Currently there has been a good amount of support for the bill, garnering bipartisan support from some members of Congress. Unfortunately, there are still many members on the right whose hesitations come from fearing that it goes soft on crime. In a meeting I attended with Rev. Dr. Russell L. Meyer, executive director of the Florida Council of Churches and Krissy Roth with the National Council of Jewish Women, with Florida Representative Micah’s legislative assistant, he expressed some of the Representative’s fears specifically regarding the Sentencing Reform Act in the House. Namely, that for those who have fought to implement drug policies that push people to stay away from drugs, like himself, supporting the Sentencing Reform Act would be taking a step backwards. He went onto to say that the representative worried about the message this bill would send to kids who are tempted to experiment with drugs.
But the reason The Leadership Conference called upon America’s faith leaders to speak with their congress men and women—was to shape the narrative and show that mass incarceration is a moral crises that people of all faiths should be committed to. Is it right for us to sentence a teenager with a small amount of an illegal substance caught in the wrong place at the wrong time, to 25 years behind bars? This isn’t justice, and it tells young people, particularly African Americans, how little their lives actually matter. Rev. Dr. Russell L. Meyer made the following point in Representative Micah’s office.
“In my community, these drug policies tear families apart, I’ve seen it. What happened to forgiveness? What happened to redemption? These are nonviolent offenders that are being put away for an addiction. You don’t put someone with lung cancer in prison because they smoked cigarettes and got cancer. So why do we punish nonviolent addicts who have an addiction from the result of doing drugs?”
It most definitely makes you start to ask questions about how genuine the politicians who preach the loudest about their connection to a higher power are. Because when it comes time to exercise the qualities they claim to cherish from their faiths, they rarely do. The hesitation toward passing the Sentencing Act before the Congressional recess is just another example. But that was why having faith leaders come together on the 15th was so important. It forced Congress members who claim to have such strong faiths, to actually exercise their compassion, empathy and mercy.

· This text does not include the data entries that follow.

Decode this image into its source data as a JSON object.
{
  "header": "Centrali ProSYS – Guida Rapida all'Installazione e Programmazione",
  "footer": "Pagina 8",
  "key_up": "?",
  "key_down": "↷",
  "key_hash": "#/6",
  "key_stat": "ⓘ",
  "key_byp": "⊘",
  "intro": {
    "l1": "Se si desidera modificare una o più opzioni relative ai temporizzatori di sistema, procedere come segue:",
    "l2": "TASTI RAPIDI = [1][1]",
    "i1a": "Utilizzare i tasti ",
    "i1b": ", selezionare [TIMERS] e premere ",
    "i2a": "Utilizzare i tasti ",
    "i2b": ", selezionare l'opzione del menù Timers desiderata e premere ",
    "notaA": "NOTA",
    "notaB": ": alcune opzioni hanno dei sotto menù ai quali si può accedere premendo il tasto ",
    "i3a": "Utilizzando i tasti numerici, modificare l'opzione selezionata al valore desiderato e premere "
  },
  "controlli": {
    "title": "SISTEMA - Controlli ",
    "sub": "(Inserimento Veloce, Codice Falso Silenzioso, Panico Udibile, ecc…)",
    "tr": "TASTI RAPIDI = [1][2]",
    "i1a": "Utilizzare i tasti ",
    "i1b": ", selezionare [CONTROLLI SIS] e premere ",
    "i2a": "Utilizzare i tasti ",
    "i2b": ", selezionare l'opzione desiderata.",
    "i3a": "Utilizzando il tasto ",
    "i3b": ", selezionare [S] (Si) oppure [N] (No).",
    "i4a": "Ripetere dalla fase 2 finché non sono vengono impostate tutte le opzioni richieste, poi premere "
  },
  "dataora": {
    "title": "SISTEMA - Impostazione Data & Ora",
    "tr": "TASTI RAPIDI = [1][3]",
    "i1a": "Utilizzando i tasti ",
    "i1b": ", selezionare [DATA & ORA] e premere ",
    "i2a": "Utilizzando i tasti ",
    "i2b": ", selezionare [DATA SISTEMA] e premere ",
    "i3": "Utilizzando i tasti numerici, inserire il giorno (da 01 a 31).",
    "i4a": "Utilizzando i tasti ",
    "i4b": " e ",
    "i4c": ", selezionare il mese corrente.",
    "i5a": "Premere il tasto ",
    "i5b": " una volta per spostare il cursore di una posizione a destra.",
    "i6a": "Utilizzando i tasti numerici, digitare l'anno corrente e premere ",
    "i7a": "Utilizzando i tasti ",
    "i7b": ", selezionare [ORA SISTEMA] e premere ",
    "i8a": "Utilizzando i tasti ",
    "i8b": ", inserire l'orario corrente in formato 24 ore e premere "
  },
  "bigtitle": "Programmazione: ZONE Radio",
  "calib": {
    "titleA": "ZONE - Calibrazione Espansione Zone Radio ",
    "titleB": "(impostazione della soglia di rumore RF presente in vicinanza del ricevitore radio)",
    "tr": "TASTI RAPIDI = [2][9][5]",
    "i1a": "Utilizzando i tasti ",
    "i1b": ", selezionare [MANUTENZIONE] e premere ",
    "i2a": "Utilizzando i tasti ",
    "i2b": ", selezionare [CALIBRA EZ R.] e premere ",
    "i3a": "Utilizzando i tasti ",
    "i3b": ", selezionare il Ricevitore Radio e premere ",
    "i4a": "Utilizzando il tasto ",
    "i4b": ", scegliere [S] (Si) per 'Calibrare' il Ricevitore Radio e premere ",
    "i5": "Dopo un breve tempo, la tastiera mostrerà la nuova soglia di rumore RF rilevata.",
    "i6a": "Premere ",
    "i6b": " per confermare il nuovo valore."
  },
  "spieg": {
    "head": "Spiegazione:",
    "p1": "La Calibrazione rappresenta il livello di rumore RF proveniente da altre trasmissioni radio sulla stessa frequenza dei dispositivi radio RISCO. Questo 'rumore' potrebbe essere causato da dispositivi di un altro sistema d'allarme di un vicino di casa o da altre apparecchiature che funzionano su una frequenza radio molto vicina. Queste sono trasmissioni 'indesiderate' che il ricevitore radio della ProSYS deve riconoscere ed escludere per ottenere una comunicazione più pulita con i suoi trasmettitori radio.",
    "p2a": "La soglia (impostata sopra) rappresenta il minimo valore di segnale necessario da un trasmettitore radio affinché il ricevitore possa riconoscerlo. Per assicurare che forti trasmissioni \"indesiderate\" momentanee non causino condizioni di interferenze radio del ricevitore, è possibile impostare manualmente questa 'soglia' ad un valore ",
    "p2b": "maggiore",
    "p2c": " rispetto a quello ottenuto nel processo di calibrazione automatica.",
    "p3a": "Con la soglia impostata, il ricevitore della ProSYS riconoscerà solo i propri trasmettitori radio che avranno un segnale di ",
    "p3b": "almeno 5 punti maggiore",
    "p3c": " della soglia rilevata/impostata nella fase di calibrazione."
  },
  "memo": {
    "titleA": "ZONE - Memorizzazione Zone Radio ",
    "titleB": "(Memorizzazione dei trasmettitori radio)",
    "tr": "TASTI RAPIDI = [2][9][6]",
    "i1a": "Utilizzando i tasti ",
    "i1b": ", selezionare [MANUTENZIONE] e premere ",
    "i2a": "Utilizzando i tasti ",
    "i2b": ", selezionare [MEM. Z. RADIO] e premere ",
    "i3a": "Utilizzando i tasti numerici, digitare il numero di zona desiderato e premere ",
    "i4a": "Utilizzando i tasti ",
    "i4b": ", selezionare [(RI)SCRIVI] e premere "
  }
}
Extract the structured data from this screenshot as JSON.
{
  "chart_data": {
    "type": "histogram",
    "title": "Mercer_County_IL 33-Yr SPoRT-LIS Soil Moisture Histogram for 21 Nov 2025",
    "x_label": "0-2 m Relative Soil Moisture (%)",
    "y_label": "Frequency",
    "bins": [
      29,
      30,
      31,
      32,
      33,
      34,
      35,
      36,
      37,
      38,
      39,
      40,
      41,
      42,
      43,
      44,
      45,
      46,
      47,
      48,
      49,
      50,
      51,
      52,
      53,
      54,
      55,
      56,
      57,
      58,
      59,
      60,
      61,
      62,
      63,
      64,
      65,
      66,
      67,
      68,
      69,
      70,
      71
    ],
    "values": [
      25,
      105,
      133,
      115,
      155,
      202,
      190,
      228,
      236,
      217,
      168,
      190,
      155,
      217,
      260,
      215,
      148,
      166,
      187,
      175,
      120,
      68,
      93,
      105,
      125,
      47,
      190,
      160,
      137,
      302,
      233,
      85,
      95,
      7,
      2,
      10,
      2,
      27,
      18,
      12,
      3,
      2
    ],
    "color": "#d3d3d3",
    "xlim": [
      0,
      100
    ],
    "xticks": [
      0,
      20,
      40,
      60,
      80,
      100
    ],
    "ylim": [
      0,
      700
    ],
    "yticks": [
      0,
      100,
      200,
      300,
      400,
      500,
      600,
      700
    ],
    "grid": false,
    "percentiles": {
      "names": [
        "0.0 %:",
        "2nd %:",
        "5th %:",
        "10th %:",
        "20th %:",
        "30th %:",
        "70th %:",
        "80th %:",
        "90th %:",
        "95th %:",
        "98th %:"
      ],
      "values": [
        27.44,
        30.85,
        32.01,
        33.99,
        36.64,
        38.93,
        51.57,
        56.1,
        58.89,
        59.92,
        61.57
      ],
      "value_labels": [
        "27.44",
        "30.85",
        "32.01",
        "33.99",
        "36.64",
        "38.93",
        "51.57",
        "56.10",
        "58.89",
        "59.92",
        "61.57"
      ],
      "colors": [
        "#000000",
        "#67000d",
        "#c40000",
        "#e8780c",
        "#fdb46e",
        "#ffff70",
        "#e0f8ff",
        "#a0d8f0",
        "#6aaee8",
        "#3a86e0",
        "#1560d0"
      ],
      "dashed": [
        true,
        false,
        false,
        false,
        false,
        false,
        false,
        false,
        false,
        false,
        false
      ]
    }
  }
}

The proposed legislation would reduce the penalties for some mandatory minimums imposed on people convicted of certain low level drug offenses. While it is an incremental step towards broader mandatory minimum reforms that to The Leadership Conference and its other partner organizations are aiming for, it is a step in the right direction. And the presence of the large, diverse gathering of faith leaders that showed up in front of the Capitol, represents just how important this issue is across religious communities. Their resilience, commitment and allegiance to justice was shown to be impenetrable on Wednesday, and it is clear that it will continue to be. In the words sung by the talented Sesheida Young and the entire faith congregation as the morning prayer vigil came to a close, “We who believe in freedom cannot rest. We who believe in freedom cannot rest until comes.”